His comments were echoed by Christopher Corbin, an analyst for ePSIplus, a network funded by the EU's eContentplus programme to support the implementation of the PSI Directive, which was implemented in July 2005.

Corbin said that it was difficult to find the difference between Zero-Now's downstream website and MK Web's downstream portal. He argued: "In many respects the websites are similar to a conventional newspaper that publishes public sector information, sometimes verbatim and sometimes via editorial, which constitutes reuse under the PSI directive."

In a statement issued to GC News, the council said: "The dataset at the heart of Zero-Now's complaint is located on the council's site, remains as council data and is not 'provided to' the MKWeb site.

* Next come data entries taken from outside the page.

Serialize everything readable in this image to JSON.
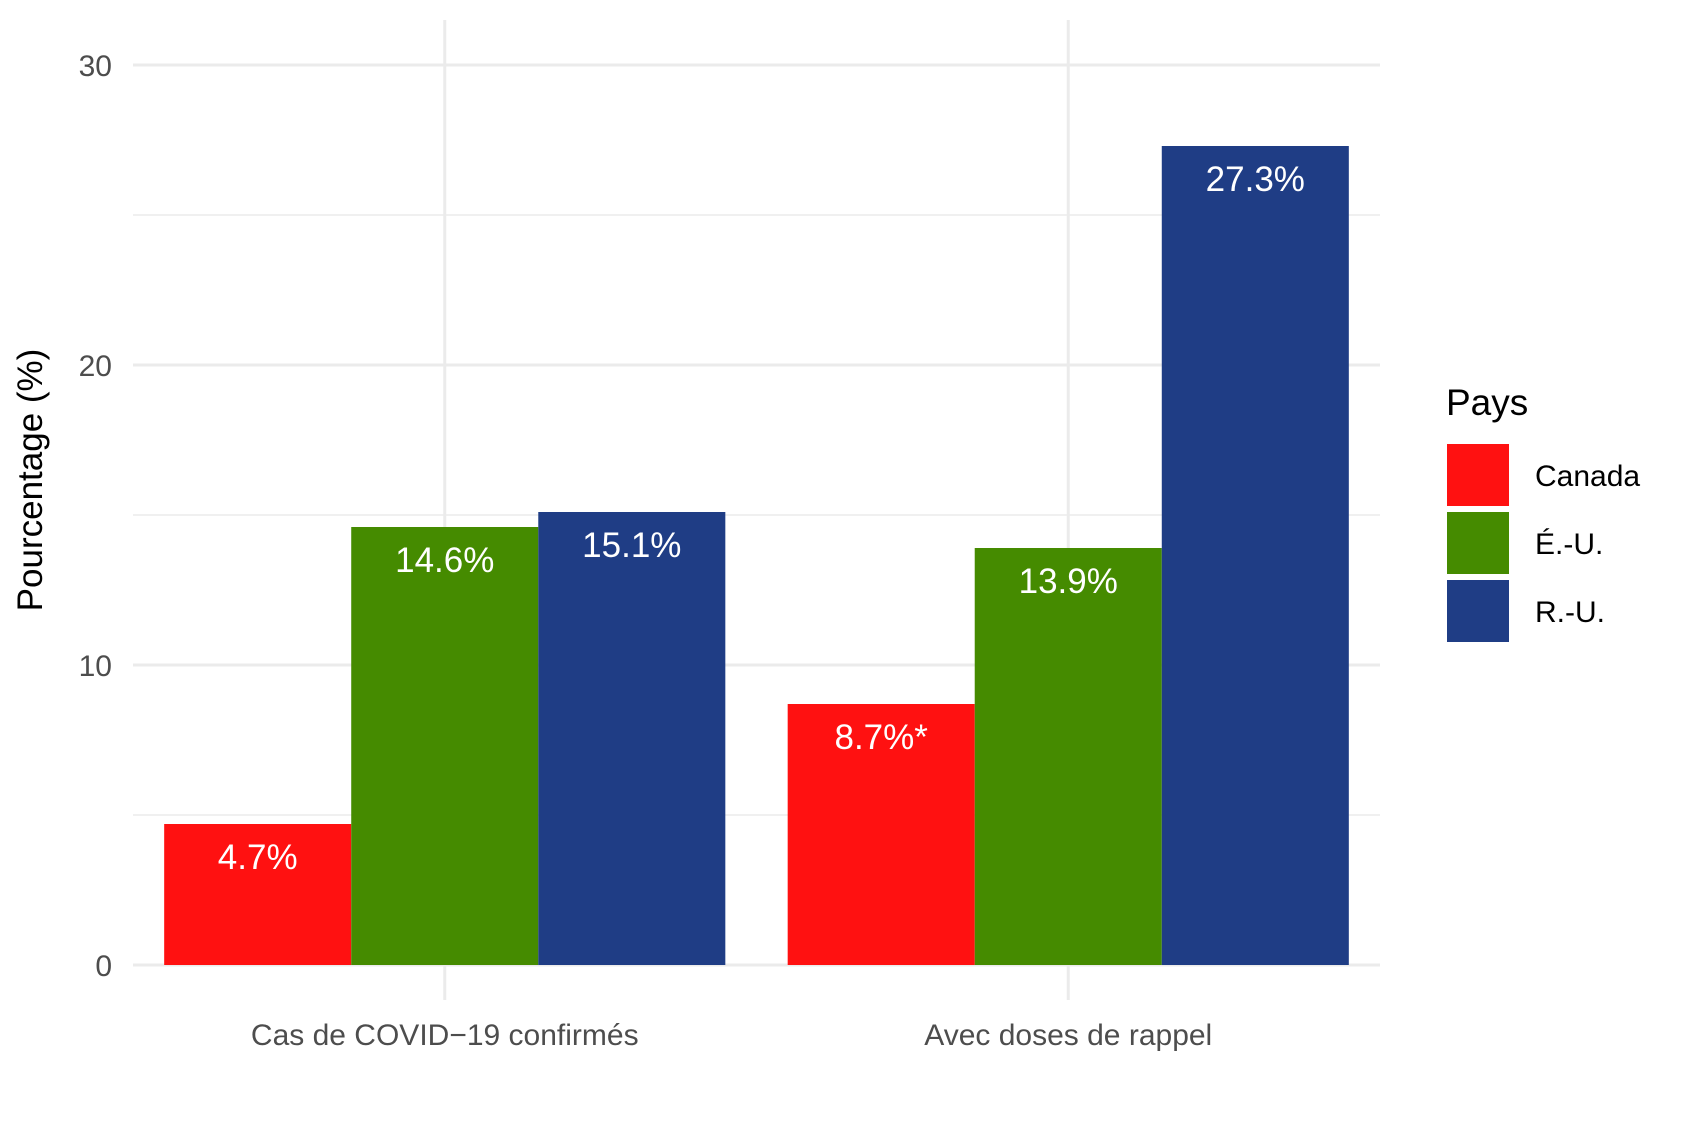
{
  "chart_data": {
    "type": "bar",
    "categories": [
      "Cas de COVID−19 confirmés",
      "Avec doses de rappel"
    ],
    "series": [
      {
        "name": "Canada",
        "values": [
          4.7,
          8.7
        ],
        "labels": [
          "4.7%",
          "8.7%*"
        ],
        "color": "#ff1111"
      },
      {
        "name": "É.-U.",
        "values": [
          14.6,
          13.9
        ],
        "labels": [
          "14.6%",
          "13.9%"
        ],
        "color": "#458b00"
      },
      {
        "name": "R.-U.",
        "values": [
          15.1,
          27.3
        ],
        "labels": [
          "15.1%",
          "27.3%"
        ],
        "color": "#1f3d85"
      }
    ],
    "title": "",
    "xlabel": "",
    "ylabel": "Pourcentage (%)",
    "ylim": [
      0,
      30
    ],
    "yticks": [
      0,
      10,
      20,
      30
    ],
    "grid": true,
    "legend_title": "Pays",
    "legend_position": "right"
  }
}
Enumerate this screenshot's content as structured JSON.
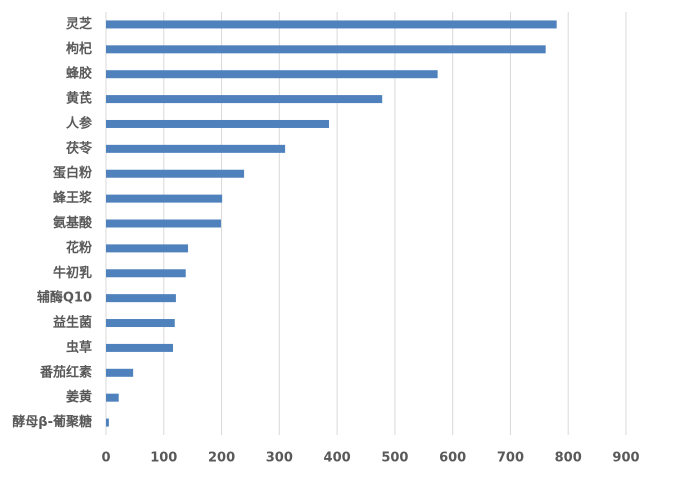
{
  "chart_data": {
    "type": "hbar",
    "categories": [
      "灵芝",
      "枸杞",
      "蜂胶",
      "黄芪",
      "人参",
      "茯苓",
      "蛋白粉",
      "蜂王浆",
      "氨基酸",
      "花粉",
      "牛初乳",
      "辅酶Q10",
      "益生菌",
      "虫草",
      "番茄红素",
      "姜黄",
      "酵母β-葡聚糖"
    ],
    "values": [
      780,
      761,
      574,
      478,
      386,
      310,
      239,
      201,
      199,
      142,
      138,
      121,
      119,
      116,
      47,
      22,
      5
    ],
    "color": "#4f81bd",
    "xlim": [
      0,
      900
    ],
    "xticks": [
      0,
      100,
      200,
      300,
      400,
      500,
      600,
      700,
      800,
      900
    ],
    "grid": true
  }
}
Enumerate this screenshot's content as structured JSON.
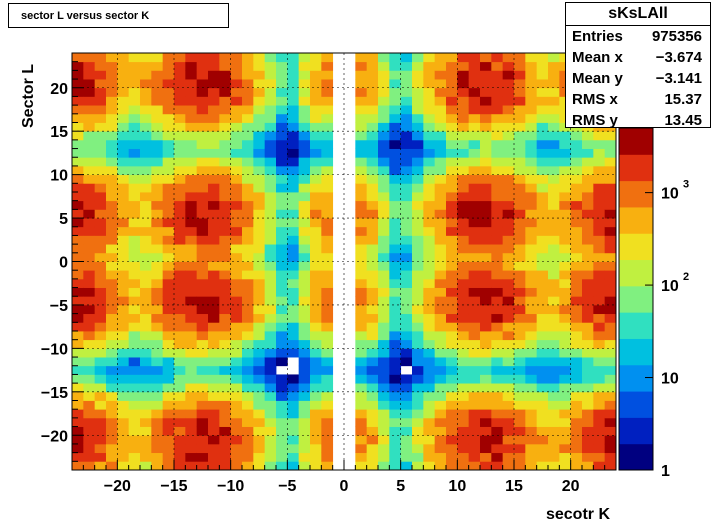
{
  "title": "sector L versus sector K",
  "stats": {
    "name": "sKsLAll",
    "rows": [
      {
        "label": "Entries",
        "value": "975356"
      },
      {
        "label": "Mean x",
        "value": "−3.674"
      },
      {
        "label": "Mean y",
        "value": "−3.141"
      },
      {
        "label": "RMS x",
        "value": "15.37"
      },
      {
        "label": "RMS y",
        "value": "13.45"
      }
    ]
  },
  "chart_data": {
    "type": "heatmap",
    "title": "sector L versus sector K",
    "xlabel": "secotr K",
    "ylabel": "Sector L",
    "xlim": [
      -24,
      24
    ],
    "ylim": [
      -24,
      24
    ],
    "z_scale": "log",
    "zlim": [
      1,
      5000
    ],
    "grid": true,
    "x_ticks": [
      "−20",
      "−15",
      "−10",
      "−5",
      "0",
      "5",
      "10",
      "15",
      "20"
    ],
    "x_tick_values": [
      -20,
      -15,
      -10,
      -5,
      0,
      5,
      10,
      15,
      20
    ],
    "y_ticks": [
      "−20",
      "−15",
      "−10",
      "−5",
      "0",
      "5",
      "10",
      "15",
      "20"
    ],
    "y_tick_values": [
      -20,
      -15,
      -10,
      -5,
      0,
      5,
      10,
      15,
      20
    ],
    "z_ticks": [
      {
        "value": 1,
        "base": "1",
        "exp": ""
      },
      {
        "value": 10,
        "base": "10",
        "exp": ""
      },
      {
        "value": 100,
        "base": "10",
        "exp": "2"
      },
      {
        "value": 1000,
        "base": "10",
        "exp": "3"
      }
    ],
    "cluster_centers_x": [
      -24,
      -12.5,
      -1.5,
      1.5,
      12.5,
      24
    ],
    "cluster_centers_y": [
      -20.5,
      -4.5,
      5.5,
      20.5
    ],
    "cluster_peak_counts": [
      3000,
      3000,
      800,
      800,
      3000,
      3000
    ]
  },
  "colors": {
    "palette": [
      "#000080",
      "#0020c0",
      "#0050e0",
      "#0090f0",
      "#00c0e0",
      "#30e0c0",
      "#80f080",
      "#c0f040",
      "#f0e020",
      "#f8b010",
      "#f07010",
      "#e03010",
      "#a00000"
    ]
  }
}
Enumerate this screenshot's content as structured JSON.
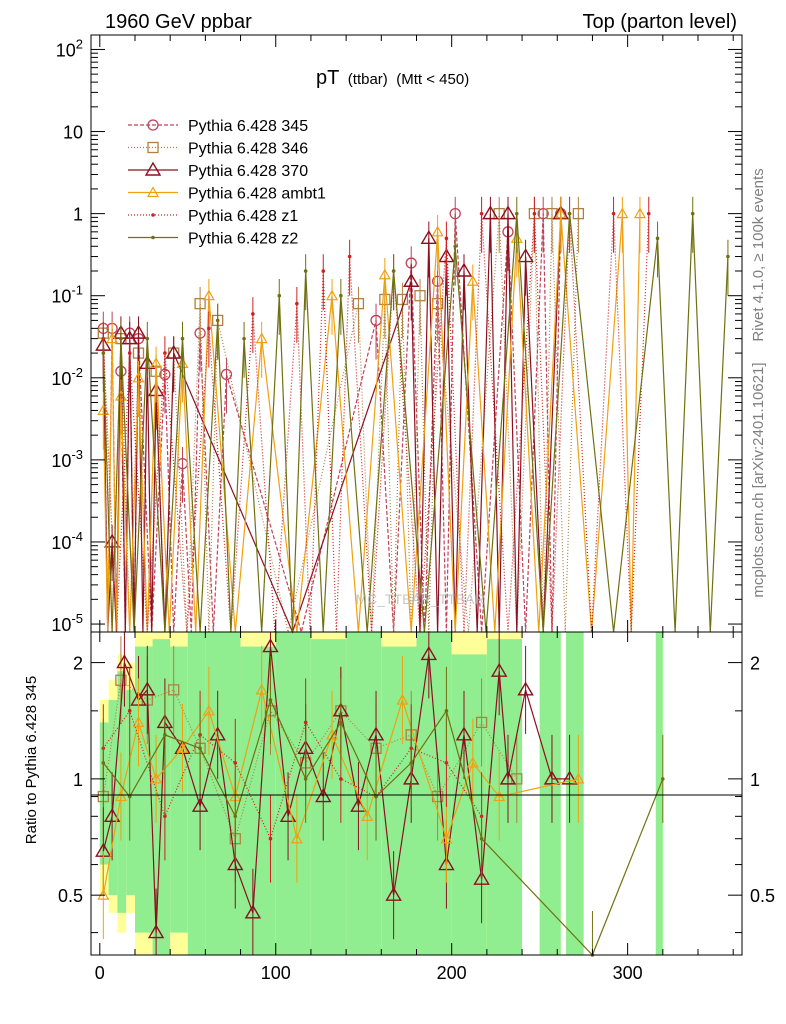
{
  "header": {
    "left": "1960 GeV ppbar",
    "right": "Top (parton level)"
  },
  "title": {
    "main": "pT",
    "sub": "(ttbar)",
    "cut": "(Mtt < 450)"
  },
  "side_labels": {
    "rivet": "Rivet 4.1.0, ≥ 100k events",
    "mcplots": "mcplots.cern.ch [arXiv:2401.10621]"
  },
  "watermark": "MC_TTBAR_TTBAR",
  "ratio_ylabel": "Ratio to Pythia 6.428 345",
  "colors": {
    "p345": "#c0415a",
    "p346": "#b08040",
    "p370": "#8b1020",
    "ambt1": "#f0a010",
    "z1": "#d02020",
    "z2": "#707010",
    "band_green": "#90ee90",
    "band_yellow": "#ffff99"
  },
  "chart_data": {
    "type": "line",
    "x_axis": {
      "range": [
        -5,
        365
      ],
      "ticks": [
        0,
        100,
        200,
        300
      ],
      "tick_labels": [
        "0",
        "100",
        "200",
        "300"
      ]
    },
    "main_panel": {
      "scale": "log",
      "ylim": [
        8e-06,
        150
      ],
      "ticks": [
        1e-05,
        0.0001,
        0.001,
        0.01,
        0.1,
        1,
        10,
        100
      ],
      "tick_labels": [
        "10^-5",
        "10^-4",
        "10^-3",
        "10^-2",
        "10^-1",
        "1",
        "10",
        "10^2"
      ]
    },
    "ratio_panel": {
      "scale": "log",
      "ylim": [
        0.35,
        2.4
      ],
      "ticks": [
        0.5,
        1,
        2
      ],
      "tick_labels": [
        "0.5",
        "1",
        "2"
      ]
    },
    "legend": [
      {
        "label": "Pythia 6.428 345",
        "key": "p345",
        "marker": "circle",
        "dash": "4,2"
      },
      {
        "label": "Pythia 6.428 346",
        "key": "p346",
        "marker": "square",
        "dash": "1,2"
      },
      {
        "label": "Pythia 6.428 370",
        "key": "p370",
        "marker": "triangle",
        "dash": ""
      },
      {
        "label": "Pythia 6.428 ambt1",
        "key": "ambt1",
        "marker": "triangle-small",
        "dash": ""
      },
      {
        "label": "Pythia 6.428 z1",
        "key": "z1",
        "marker": "dot",
        "dash": "1,2"
      },
      {
        "label": "Pythia 6.428 z2",
        "key": "z2",
        "marker": "dot",
        "dash": ""
      }
    ],
    "series": [
      {
        "name": "Pythia 6.428 345",
        "key": "p345",
        "x": [
          2,
          7,
          12,
          17,
          22,
          37,
          47,
          57,
          72,
          157,
          177,
          192,
          202,
          232,
          252,
          262
        ],
        "y": [
          0.04,
          0.04,
          0.012,
          0.035,
          0.03,
          0.011,
          0.0009,
          0.035,
          0.011,
          0.05,
          0.25,
          0.15,
          1,
          0.6,
          1,
          1
        ]
      },
      {
        "name": "Pythia 6.428 346",
        "key": "p346",
        "x": [
          2,
          12,
          22,
          32,
          42,
          57,
          67,
          147,
          162,
          172,
          182,
          192,
          227,
          247,
          257,
          272
        ],
        "y": [
          0.035,
          0.03,
          0.02,
          0.012,
          0.02,
          0.08,
          0.05,
          0.08,
          0.09,
          0.09,
          0.1,
          0.08,
          1,
          1,
          1,
          1
        ]
      },
      {
        "name": "Pythia 6.428 370",
        "key": "p370",
        "x": [
          2,
          7,
          12,
          17,
          22,
          27,
          32,
          42,
          177,
          187,
          197,
          207,
          222,
          232,
          242,
          262
        ],
        "y": [
          0.025,
          0.0001,
          0.035,
          0.03,
          0.035,
          0.015,
          0.007,
          0.02,
          0.15,
          0.5,
          0.3,
          0.2,
          1,
          1,
          0.3,
          1
        ]
      },
      {
        "name": "Pythia 6.428 ambt1",
        "key": "ambt1",
        "x": [
          2,
          7,
          12,
          22,
          32,
          47,
          62,
          92,
          132,
          162,
          192,
          212,
          237,
          262,
          297,
          307
        ],
        "y": [
          0.004,
          0.03,
          0.006,
          0.01,
          0.015,
          0.015,
          0.1,
          0.03,
          0.1,
          0.18,
          0.6,
          0.15,
          0.5,
          1,
          1,
          1
        ]
      },
      {
        "name": "Pythia 6.428 z1",
        "key": "z1",
        "x": [
          2,
          17,
          37,
          62,
          87,
          112,
          127,
          142,
          167,
          197,
          217,
          247,
          267,
          292,
          312
        ],
        "y": [
          0.03,
          0.02,
          0.02,
          0.04,
          0.06,
          0.08,
          0.2,
          0.3,
          0.2,
          0.5,
          1,
          1,
          1,
          1,
          1
        ]
      },
      {
        "name": "Pythia 6.428 z2",
        "key": "z2",
        "x": [
          2,
          12,
          27,
          47,
          67,
          82,
          102,
          117,
          137,
          167,
          202,
          237,
          267,
          317,
          337,
          357
        ],
        "y": [
          0.02,
          0.03,
          0.03,
          0.03,
          0.05,
          0.03,
          0.1,
          0.2,
          0.1,
          0.2,
          0.4,
          1,
          1,
          0.5,
          1,
          0.3
        ]
      }
    ],
    "ratio_series": [
      {
        "name": "Pythia 6.428 346",
        "key": "p346",
        "x": [
          2,
          12,
          27,
          42,
          57,
          77,
          97,
          117,
          137,
          157,
          177,
          192,
          217,
          237
        ],
        "y": [
          0.9,
          1.8,
          1.6,
          1.7,
          1.2,
          0.7,
          1.5,
          1.1,
          1.5,
          1.2,
          1.3,
          0.9,
          1.4,
          1
        ]
      },
      {
        "name": "Pythia 6.428 370",
        "key": "p370",
        "x": [
          2,
          7,
          14,
          22,
          27,
          32,
          37,
          47,
          57,
          67,
          77,
          87,
          97,
          107,
          117,
          127,
          137,
          147,
          157,
          167,
          177,
          187,
          197,
          207,
          217,
          227,
          232,
          242,
          257,
          267
        ],
        "y": [
          0.65,
          0.8,
          2.0,
          1.6,
          1.7,
          0.4,
          1.4,
          1.2,
          0.85,
          1.3,
          0.6,
          0.45,
          2.2,
          0.8,
          1.2,
          0.9,
          1.5,
          0.85,
          1.3,
          0.5,
          1.0,
          2.1,
          0.6,
          1.3,
          0.55,
          1.9,
          1.0,
          1.7,
          1.0,
          1.0
        ]
      },
      {
        "name": "Pythia 6.428 ambt1",
        "key": "ambt1",
        "x": [
          2,
          12,
          22,
          32,
          47,
          62,
          77,
          92,
          112,
          132,
          152,
          172,
          197,
          212,
          227,
          272
        ],
        "y": [
          0.5,
          0.9,
          1.4,
          1.0,
          1.2,
          1.5,
          0.9,
          1.7,
          0.7,
          1.3,
          0.8,
          1.6,
          0.7,
          1.1,
          0.9,
          1.0
        ]
      },
      {
        "name": "Pythia 6.428 z1",
        "key": "z1",
        "x": [
          2,
          17,
          37,
          57,
          77,
          97,
          117,
          137,
          157,
          177,
          197,
          217
        ],
        "y": [
          1.2,
          1.5,
          0.8,
          1.3,
          1.1,
          0.7,
          1.4,
          1.0,
          0.9,
          1.2,
          1.1,
          0.8
        ]
      },
      {
        "name": "Pythia 6.428 z2",
        "key": "z2",
        "x": [
          2,
          17,
          37,
          57,
          77,
          97,
          117,
          137,
          157,
          177,
          197,
          217,
          280,
          320
        ],
        "y": [
          1.1,
          0.9,
          1.3,
          1.2,
          0.8,
          1.6,
          1.0,
          1.4,
          0.9,
          1.1,
          1.5,
          0.7,
          0.35,
          1.0
        ]
      }
    ],
    "ratio_bands": [
      {
        "x0": 0,
        "x1": 5,
        "green": [
          0.6,
          1.4
        ],
        "yellow": [
          0.5,
          1.6
        ]
      },
      {
        "x0": 5,
        "x1": 10,
        "green": [
          0.5,
          1.6
        ],
        "yellow": [
          0.45,
          1.8
        ]
      },
      {
        "x0": 10,
        "x1": 15,
        "green": [
          0.45,
          1.9
        ],
        "yellow": [
          0.4,
          2.1
        ]
      },
      {
        "x0": 15,
        "x1": 20,
        "green": [
          0.5,
          1.7
        ],
        "yellow": [
          0.45,
          2.0
        ]
      },
      {
        "x0": 20,
        "x1": 30,
        "green": [
          0.4,
          2.2
        ],
        "yellow": [
          0.35,
          2.4
        ]
      },
      {
        "x0": 30,
        "x1": 40,
        "green": [
          0.35,
          2.3
        ],
        "yellow": [
          0.35,
          2.4
        ]
      },
      {
        "x0": 40,
        "x1": 50,
        "green": [
          0.4,
          2.2
        ],
        "yellow": [
          0.35,
          2.4
        ]
      },
      {
        "x0": 50,
        "x1": 60,
        "green": [
          0.35,
          2.4
        ],
        "yellow": [
          0.35,
          2.4
        ]
      },
      {
        "x0": 60,
        "x1": 80,
        "green": [
          0.35,
          2.4
        ],
        "yellow": [
          0.35,
          2.4
        ]
      },
      {
        "x0": 80,
        "x1": 100,
        "green": [
          0.35,
          2.2
        ],
        "yellow": [
          0.35,
          2.4
        ]
      },
      {
        "x0": 100,
        "x1": 120,
        "green": [
          0.35,
          2.4
        ],
        "yellow": [
          0.35,
          2.4
        ]
      },
      {
        "x0": 120,
        "x1": 140,
        "green": [
          0.35,
          2.3
        ],
        "yellow": [
          0.35,
          2.4
        ]
      },
      {
        "x0": 140,
        "x1": 160,
        "green": [
          0.35,
          2.4
        ],
        "yellow": [
          0.35,
          2.4
        ]
      },
      {
        "x0": 160,
        "x1": 180,
        "green": [
          0.35,
          2.2
        ],
        "yellow": [
          0.35,
          2.4
        ]
      },
      {
        "x0": 180,
        "x1": 200,
        "green": [
          0.35,
          2.4
        ],
        "yellow": [
          0.35,
          2.4
        ]
      },
      {
        "x0": 200,
        "x1": 220,
        "green": [
          0.35,
          2.1
        ],
        "yellow": [
          0.35,
          2.4
        ]
      },
      {
        "x0": 220,
        "x1": 240,
        "green": [
          0.35,
          2.3
        ],
        "yellow": [
          0.35,
          2.4
        ]
      },
      {
        "x0": 250,
        "x1": 262,
        "green": [
          0.35,
          2.4
        ],
        "yellow": [
          0.35,
          2.4
        ]
      },
      {
        "x0": 265,
        "x1": 275,
        "green": [
          0.35,
          2.4
        ],
        "yellow": [
          0.35,
          2.4
        ]
      },
      {
        "x0": 316,
        "x1": 320,
        "green": [
          0.35,
          2.4
        ],
        "yellow": [
          0.35,
          2.4
        ]
      }
    ]
  }
}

"MKWeb.co.uk does hyperlink to it, as could any other external site. The fact that MKWeb Ltd are providing web hosting, publishing and support services to the council's site does not mean that the council is giving them exclusive permission to re-use the data on their own site for their own purposes."

It added that the local government ombudsman also rejected the Zero-Now complaint.

Despite ruling in favour of the council, OPSI identified several areas where the council could improve its policy on the reuse of information. It suggests, among other things, that the council should: implement its draft reuse policy as soon as possible; encourage the reuse of its information; and undergo the Information Fair Trader Scheme's online assessment.